What it is: Scientists have discovered that African elephants are able to understand human gestures instinctively, irrespective of whether they have been trained to do so.
The 11 elephants used for the experiment had received some training to follow basic vocal commands but not gestures.
In each experiment, two identical buckets were placed in front of the animal and a researcher would point to with her hand the bucket that contained a treat. The elephant, though not able to see the treat itself, chose the right bucket with its trunk 67.5 per cent of the time. This is comparable to human babies, who do so 70 per cent of the time.
According to the BBC, this makes elephants the only non-human animals to understand gesture without training. It is interesting how despite being evolutionarily distant from human beings (last shared ancestor: 100 million years back), elephants have many human-like abilities: they weep for their dead, recognise themselves in mirrors.
Why it matters: This research may help us understand how humans have managed to tame elephants despite them being generally large, dangerous and unmanageable. If elephant trunk movements are proved to be a form of gesture rather than them simply sniffing the breeze, then we may be able to decipher how wild elephants communicate.

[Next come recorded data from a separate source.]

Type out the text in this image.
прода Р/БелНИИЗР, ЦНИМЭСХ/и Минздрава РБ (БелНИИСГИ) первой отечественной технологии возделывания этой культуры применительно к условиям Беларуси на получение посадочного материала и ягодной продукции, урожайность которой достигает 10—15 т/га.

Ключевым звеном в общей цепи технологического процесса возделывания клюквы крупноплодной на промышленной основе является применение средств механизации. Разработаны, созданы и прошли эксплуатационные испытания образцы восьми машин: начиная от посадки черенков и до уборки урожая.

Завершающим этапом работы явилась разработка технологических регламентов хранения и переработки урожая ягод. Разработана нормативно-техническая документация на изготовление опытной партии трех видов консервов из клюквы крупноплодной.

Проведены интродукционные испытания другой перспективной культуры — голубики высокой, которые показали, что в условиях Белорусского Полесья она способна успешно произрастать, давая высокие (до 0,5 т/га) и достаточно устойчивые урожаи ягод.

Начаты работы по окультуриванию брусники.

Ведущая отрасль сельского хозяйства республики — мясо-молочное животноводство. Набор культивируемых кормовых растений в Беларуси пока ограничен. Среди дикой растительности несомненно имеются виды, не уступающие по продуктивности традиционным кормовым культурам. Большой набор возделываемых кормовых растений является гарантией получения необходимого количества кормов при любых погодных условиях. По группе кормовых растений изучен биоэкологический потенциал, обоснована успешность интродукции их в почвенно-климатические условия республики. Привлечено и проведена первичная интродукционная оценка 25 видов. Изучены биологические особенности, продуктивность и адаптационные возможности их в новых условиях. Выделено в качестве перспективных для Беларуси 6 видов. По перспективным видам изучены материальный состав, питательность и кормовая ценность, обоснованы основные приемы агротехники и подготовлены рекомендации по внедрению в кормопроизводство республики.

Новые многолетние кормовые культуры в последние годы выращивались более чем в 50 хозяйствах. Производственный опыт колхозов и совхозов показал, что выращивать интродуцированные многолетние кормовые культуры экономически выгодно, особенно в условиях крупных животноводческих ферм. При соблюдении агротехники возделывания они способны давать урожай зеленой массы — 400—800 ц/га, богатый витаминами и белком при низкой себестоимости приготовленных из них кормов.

What it is: A study has revealed that the moon jellyfish, a common nuisance to swimmers, may just be the most efficient swimmers on Earth!
In a project funded by the U.S. Navy, marine biologists observed and analysed the two phases of the swimming motion of these blob-like creatures. The first phase involved the jellyfish contracting its open bell, pushing the water behind it and propelling itself forward. In the second phase, the bell returns to its original shape and fills with water again.

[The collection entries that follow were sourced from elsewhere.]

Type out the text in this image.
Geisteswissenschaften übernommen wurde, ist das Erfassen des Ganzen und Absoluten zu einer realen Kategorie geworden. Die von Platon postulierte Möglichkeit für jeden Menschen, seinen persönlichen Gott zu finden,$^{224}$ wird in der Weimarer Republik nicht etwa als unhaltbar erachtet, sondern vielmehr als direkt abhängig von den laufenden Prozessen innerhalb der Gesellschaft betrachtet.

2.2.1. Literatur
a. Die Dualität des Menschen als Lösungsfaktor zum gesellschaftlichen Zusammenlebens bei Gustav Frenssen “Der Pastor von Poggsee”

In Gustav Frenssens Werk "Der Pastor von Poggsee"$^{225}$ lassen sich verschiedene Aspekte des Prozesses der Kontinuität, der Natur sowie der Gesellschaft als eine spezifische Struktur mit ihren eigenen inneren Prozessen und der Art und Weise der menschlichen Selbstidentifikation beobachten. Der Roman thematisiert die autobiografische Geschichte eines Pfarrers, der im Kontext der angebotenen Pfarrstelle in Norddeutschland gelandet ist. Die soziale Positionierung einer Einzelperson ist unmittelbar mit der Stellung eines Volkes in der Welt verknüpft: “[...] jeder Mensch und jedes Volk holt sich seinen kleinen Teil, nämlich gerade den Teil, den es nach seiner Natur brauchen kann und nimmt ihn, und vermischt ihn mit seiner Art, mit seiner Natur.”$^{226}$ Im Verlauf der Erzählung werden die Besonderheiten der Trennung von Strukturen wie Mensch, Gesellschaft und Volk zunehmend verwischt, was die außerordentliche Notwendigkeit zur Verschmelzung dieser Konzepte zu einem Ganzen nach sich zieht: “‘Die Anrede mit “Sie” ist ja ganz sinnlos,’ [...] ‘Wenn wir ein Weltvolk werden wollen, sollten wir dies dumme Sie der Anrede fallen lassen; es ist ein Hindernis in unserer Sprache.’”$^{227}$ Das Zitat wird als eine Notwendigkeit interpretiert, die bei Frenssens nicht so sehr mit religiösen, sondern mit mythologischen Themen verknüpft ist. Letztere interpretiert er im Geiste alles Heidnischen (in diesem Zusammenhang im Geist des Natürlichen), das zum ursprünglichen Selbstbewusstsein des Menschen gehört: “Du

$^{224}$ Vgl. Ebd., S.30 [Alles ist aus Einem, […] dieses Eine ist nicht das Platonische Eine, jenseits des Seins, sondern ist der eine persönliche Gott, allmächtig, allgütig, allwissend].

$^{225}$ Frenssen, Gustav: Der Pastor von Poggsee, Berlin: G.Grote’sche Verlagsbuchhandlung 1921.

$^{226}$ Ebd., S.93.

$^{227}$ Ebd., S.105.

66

Closer examination of the energy expenditure in the second phase showed that the jellyfish was not doing any work at that time. The elasticity of its bell was letting it move its muscles and travel further at no extra energy cost.

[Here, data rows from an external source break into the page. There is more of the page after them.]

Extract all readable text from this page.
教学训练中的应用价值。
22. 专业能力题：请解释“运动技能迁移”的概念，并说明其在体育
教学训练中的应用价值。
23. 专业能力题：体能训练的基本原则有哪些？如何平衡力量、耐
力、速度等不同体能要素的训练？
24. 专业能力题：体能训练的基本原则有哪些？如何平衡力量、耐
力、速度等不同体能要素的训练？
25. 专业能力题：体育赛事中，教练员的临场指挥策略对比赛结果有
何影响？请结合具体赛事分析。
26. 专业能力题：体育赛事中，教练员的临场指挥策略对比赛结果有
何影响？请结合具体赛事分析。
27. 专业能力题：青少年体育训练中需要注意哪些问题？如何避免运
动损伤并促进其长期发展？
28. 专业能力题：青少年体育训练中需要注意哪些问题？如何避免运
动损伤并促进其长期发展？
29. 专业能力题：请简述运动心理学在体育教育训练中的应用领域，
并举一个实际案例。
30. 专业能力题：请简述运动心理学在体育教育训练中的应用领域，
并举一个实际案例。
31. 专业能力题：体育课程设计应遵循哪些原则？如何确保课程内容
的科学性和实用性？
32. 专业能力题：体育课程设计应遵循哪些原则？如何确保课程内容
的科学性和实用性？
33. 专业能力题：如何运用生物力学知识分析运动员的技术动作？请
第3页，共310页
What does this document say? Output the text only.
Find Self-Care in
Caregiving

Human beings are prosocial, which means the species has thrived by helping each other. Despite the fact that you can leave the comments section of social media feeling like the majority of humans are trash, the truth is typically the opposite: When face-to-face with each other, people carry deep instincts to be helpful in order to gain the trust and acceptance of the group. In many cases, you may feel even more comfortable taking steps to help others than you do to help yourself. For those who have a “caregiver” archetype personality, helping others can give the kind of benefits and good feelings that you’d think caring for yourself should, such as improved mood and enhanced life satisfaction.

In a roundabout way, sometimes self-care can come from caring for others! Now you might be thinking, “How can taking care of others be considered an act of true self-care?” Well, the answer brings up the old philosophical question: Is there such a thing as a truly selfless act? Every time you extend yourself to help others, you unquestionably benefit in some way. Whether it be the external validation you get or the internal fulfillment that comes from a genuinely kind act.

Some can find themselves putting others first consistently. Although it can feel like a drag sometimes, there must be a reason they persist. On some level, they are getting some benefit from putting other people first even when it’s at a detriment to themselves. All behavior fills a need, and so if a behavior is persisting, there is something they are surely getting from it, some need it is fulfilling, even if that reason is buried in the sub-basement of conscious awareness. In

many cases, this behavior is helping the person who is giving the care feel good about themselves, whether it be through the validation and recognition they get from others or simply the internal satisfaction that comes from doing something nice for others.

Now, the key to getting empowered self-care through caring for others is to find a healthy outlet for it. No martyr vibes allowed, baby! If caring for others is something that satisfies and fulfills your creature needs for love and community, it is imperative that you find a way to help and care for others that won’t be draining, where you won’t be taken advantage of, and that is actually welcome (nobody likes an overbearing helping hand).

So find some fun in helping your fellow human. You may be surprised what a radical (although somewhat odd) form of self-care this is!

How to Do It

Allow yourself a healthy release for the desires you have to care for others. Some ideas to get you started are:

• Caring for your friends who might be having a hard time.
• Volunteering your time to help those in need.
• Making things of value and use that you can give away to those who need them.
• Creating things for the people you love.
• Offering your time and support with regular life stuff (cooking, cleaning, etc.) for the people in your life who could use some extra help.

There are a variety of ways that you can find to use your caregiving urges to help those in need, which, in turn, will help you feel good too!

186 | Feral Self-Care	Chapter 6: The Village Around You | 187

The moon jellyfish thus spends the less energy to swim a particular distance for its mass than any other creature.
Why it matters: Large blooms of jellyfish have been known to displace shoals of fish, which was surprising considering how much more agile these fish seem to be. This discovery may explain how that is possible. Moreover, the U.S. Navy is interested because this technique could be exploited to design ocean-going machines which can function longer without extra batteries or maintenance.